Ce que je fais maintenant

Le nouveau front de Front Desk est en Svelte avec TypeScript, et c’est un vrai plaisir. Le typage attrape la moitié des erreurs d’interface avant l’exécution, les composants se lisent à un seul endroit, et l’écosystème est suffisamment conventionnel pour que les agents IA y travaillent bien, ce qui compte maintenant que je développe avec eux.

Ce qui a changé depuis 2024, c’est qu’on n’est plus obligé de choisir entre les deux camps. Je suis passé par React et par Vue, en entreprise comme sur mes projets, et Svelte est ce qui se rapproche le plus de ce que j’allais chercher chez HTMX : peu de cérémonie, un composant qui se lit d’un coup d’œil, et pas de mégaoctets de JavaScript expédiés au navigateur. La simplicité que je cherchais dans l’absence de framework, je la trouve aujourd’hui dans le framework lui-même. HTMX est d’ailleurs une bibliothèque JavaScript, ce qu’on oublie souvent dans les discussions sur le sujet.

Je ne veux pas non plus réécrire l’histoire. Ces deux ans sous HTMX ont fonctionné, l’application a tourné, les clients l’ont utilisée, et le passage par Django m’a permis de rester concentré sur le métier pendant une période où c’était exactement ce dont j’avais besoin. Le problème est venu de la durée. Un choix qui vous fait gagner six mois et vous en coûte dix-huit reste un mauvais choix, même s’il était agréable au début.

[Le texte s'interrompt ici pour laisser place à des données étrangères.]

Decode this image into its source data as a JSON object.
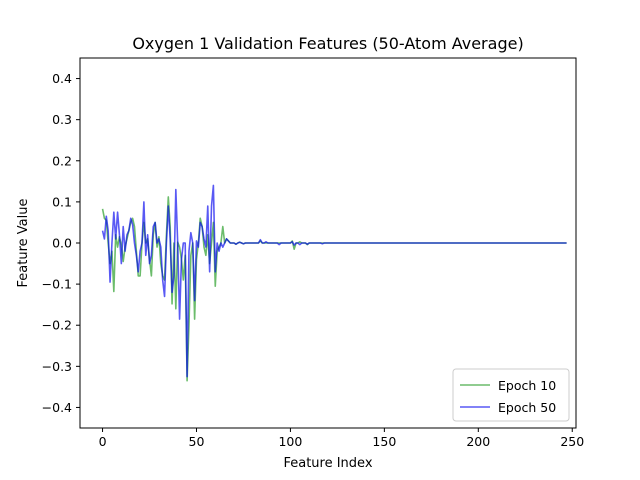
{
  "chart_data": {
    "type": "line",
    "title": "Oxygen 1 Validation Features (50-Atom Average)",
    "xlabel": "Feature Index",
    "ylabel": "Feature Value",
    "xlim": [
      -12,
      252
    ],
    "ylim": [
      -0.45,
      0.45
    ],
    "xticks": [
      0,
      50,
      100,
      150,
      200,
      250
    ],
    "yticks": [
      -0.4,
      -0.3,
      -0.2,
      -0.1,
      0.0,
      0.1,
      0.2,
      0.3,
      0.4
    ],
    "xtick_labels": [
      "0",
      "50",
      "100",
      "150",
      "200",
      "250"
    ],
    "ytick_labels": [
      "−0.4",
      "−0.3",
      "−0.2",
      "−0.1",
      "0.0",
      "0.1",
      "0.2",
      "0.3",
      "0.4"
    ],
    "grid": false,
    "legend_position": "lower-right",
    "series": [
      {
        "name": "Epoch 10",
        "color": "#2ca02c",
        "opacity": 0.7,
        "values": [
          0.083,
          0.06,
          0.055,
          0.0,
          -0.05,
          -0.02,
          -0.118,
          0.02,
          -0.01,
          0.015,
          -0.005,
          -0.045,
          -0.01,
          0.01,
          0.03,
          0.05,
          0.06,
          0.04,
          -0.02,
          -0.08,
          -0.08,
          0.0,
          0.05,
          0.0,
          0.01,
          -0.04,
          -0.08,
          0.02,
          0.05,
          -0.01,
          0.015,
          -0.05,
          -0.08,
          -0.09,
          0.02,
          0.112,
          0.04,
          -0.148,
          0.0,
          -0.16,
          0.002,
          -0.01,
          -0.04,
          -0.09,
          -0.03,
          -0.335,
          -0.2,
          -0.03,
          0.0,
          -0.185,
          -0.04,
          0.0,
          0.06,
          0.04,
          -0.01,
          -0.03,
          0.02,
          -0.05,
          0.0,
          0.05,
          -0.105,
          -0.02,
          -0.01,
          0.0,
          0.04,
          0.0,
          0.01,
          0.005,
          0.0,
          0.0,
          0.0,
          -0.003,
          0.0,
          0.002,
          0.0,
          -0.002,
          0.0,
          0.0,
          0.0,
          0.0,
          0.0,
          0.0,
          0.0,
          0.0,
          0.005,
          0.0,
          0.0,
          0.0,
          0.0,
          0.0,
          0.0,
          0.0,
          0.0,
          0.0,
          0.0,
          0.0,
          0.0,
          0.0,
          0.0,
          0.0,
          0.0,
          0.005,
          -0.015,
          0.0,
          0.0,
          0.003,
          0.0,
          0.0,
          0.0,
          -0.004,
          0.0,
          0.0,
          0.0,
          0.0,
          0.0,
          0.0,
          0.0,
          0.0,
          0.0,
          0.0,
          0.0,
          0.0,
          0.0,
          0.0,
          0.0,
          0.0,
          0.0,
          0.0,
          0.0,
          0.0,
          0.0,
          0.0,
          0.0,
          0.0,
          0.0,
          0.0,
          0.0,
          0.0,
          0.0,
          0.0,
          0.0,
          0.0,
          0.0,
          0.0,
          0.0,
          0.0,
          0.0,
          0.0,
          0.0,
          0.0,
          0.0,
          0.0,
          0.0,
          0.0,
          0.0,
          0.0,
          0.0,
          0.0,
          0.0,
          0.0,
          0.0,
          0.0,
          0.0,
          0.0,
          0.0,
          0.0,
          0.0,
          0.0,
          0.0,
          0.0,
          0.0,
          0.0,
          0.0,
          0.0,
          0.0,
          0.0,
          0.0,
          0.0,
          0.0,
          0.0,
          0.0,
          0.0,
          0.0,
          0.0,
          0.0,
          0.0,
          0.0,
          0.0,
          0.0,
          0.0,
          0.0,
          0.0,
          0.0,
          0.0,
          0.0,
          0.0,
          0.0,
          0.0,
          0.0,
          0.0,
          0.0,
          0.0,
          0.0,
          0.0,
          0.0,
          0.0,
          0.0,
          0.0,
          0.0,
          0.0,
          0.0,
          0.0,
          0.0,
          0.0,
          0.0,
          0.0,
          0.0,
          0.0,
          0.0,
          0.0,
          0.0,
          0.0,
          0.0,
          0.0,
          0.0,
          0.0,
          0.0,
          0.0,
          0.0,
          0.0,
          0.0,
          0.0,
          0.0,
          0.0,
          0.0,
          0.0,
          0.0,
          0.0,
          0.0,
          0.0,
          0.0,
          0.0,
          0.0,
          0.0,
          0.0,
          0.0,
          0.0,
          0.0
        ]
      },
      {
        "name": "Epoch 50",
        "color": "#0000ee",
        "opacity": 0.65,
        "values": [
          0.03,
          0.01,
          0.065,
          0.03,
          -0.095,
          0.0,
          0.075,
          0.01,
          0.075,
          0.02,
          -0.05,
          0.04,
          -0.02,
          0.02,
          0.03,
          0.06,
          0.045,
          0.0,
          -0.03,
          -0.07,
          -0.02,
          0.0,
          0.1,
          -0.03,
          0.02,
          -0.05,
          -0.03,
          0.04,
          0.05,
          0.0,
          0.01,
          -0.01,
          -0.09,
          -0.13,
          0.0,
          0.09,
          0.01,
          -0.12,
          -0.08,
          0.13,
          0.0,
          -0.185,
          -0.04,
          0.0,
          0.0,
          -0.325,
          -0.02,
          0.025,
          0.0,
          -0.14,
          0.005,
          -0.01,
          0.05,
          0.04,
          0.01,
          -0.01,
          0.09,
          -0.07,
          0.09,
          0.14,
          -0.07,
          0.0,
          -0.02,
          0.0,
          -0.01,
          0.0,
          0.01,
          0.005,
          0.0,
          0.0,
          0.0,
          -0.003,
          0.0,
          0.002,
          0.0,
          -0.002,
          0.0,
          0.0,
          0.0,
          0.0,
          0.0,
          0.0,
          0.0,
          0.0,
          0.008,
          0.0,
          0.0,
          0.003,
          0.0,
          0.0,
          0.0,
          0.0,
          0.0,
          0.0,
          -0.004,
          0.0,
          0.0,
          0.0,
          0.0,
          0.0,
          0.0,
          0.003,
          -0.005,
          0.0,
          0.0,
          -0.004,
          0.0,
          0.0,
          0.0,
          -0.003,
          0.0,
          0.0,
          0.0,
          0.0,
          0.0,
          0.0,
          0.0,
          -0.002,
          0.0,
          0.0,
          0.0,
          0.0,
          0.0,
          0.0,
          0.0,
          0.0,
          0.0,
          0.0,
          0.0,
          0.0,
          0.0,
          0.0,
          0.0,
          0.0,
          0.0,
          0.0,
          0.0,
          0.0,
          0.0,
          0.0,
          0.0,
          0.0,
          0.0,
          0.0,
          0.0,
          0.0,
          0.0,
          0.0,
          0.0,
          0.0,
          0.0,
          0.0,
          0.0,
          0.0,
          0.0,
          0.0,
          0.0,
          0.0,
          0.0,
          0.0,
          0.0,
          0.0,
          0.0,
          0.0,
          0.0,
          0.0,
          0.0,
          0.0,
          0.0,
          0.0,
          0.0,
          0.0,
          0.0,
          0.0,
          0.0,
          0.0,
          0.0,
          0.0,
          0.0,
          0.0,
          0.0,
          0.0,
          0.0,
          0.0,
          0.0,
          0.0,
          0.0,
          0.0,
          0.0,
          0.0,
          0.0,
          0.0,
          0.0,
          0.0,
          0.0,
          0.0,
          0.0,
          0.0,
          0.0,
          0.0,
          0.0,
          0.0,
          0.0,
          0.0,
          0.0,
          0.0,
          0.0,
          0.0,
          0.0,
          0.0,
          0.0,
          0.0,
          0.0,
          0.0,
          0.0,
          0.0,
          0.0,
          0.0,
          0.0,
          0.0,
          0.0,
          0.0,
          0.0,
          0.0,
          0.0,
          0.0,
          0.0,
          0.0,
          0.0,
          0.0,
          0.0,
          0.0,
          0.0,
          0.0,
          0.0,
          0.0,
          0.0,
          0.0,
          0.0,
          0.0,
          0.0,
          0.0,
          0.0,
          0.0,
          0.0,
          0.0,
          0.0,
          0.0
        ]
      }
    ]
  }
}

Là où HTMX reste le bon choix

Rien de tout ça ne veut dire que HTMX est mauvais, et je continue de le recommander dans les bons contextes. Un back-office Django, un outil interne, un CRUD, un formulaire multi-étapes, une application de contenu avec un peu d’interactivité : c’est le meilleur rapport effort/résultat que je connaisse, et ça reste vrai.

Le conseil que je me donnerais rétrospectivement tient en une question. Est-ce que je construis quelque chose qu’on consulte, ou quelque chose dans lequel on travaille ? Si c’est la première réponse, HTMX est un excellent pari. Si c’est la seconde, prenez un framework front dès le premier jour : le temps que vous croyez gagner en l’évitant, vous le rendrez avec les intérêts.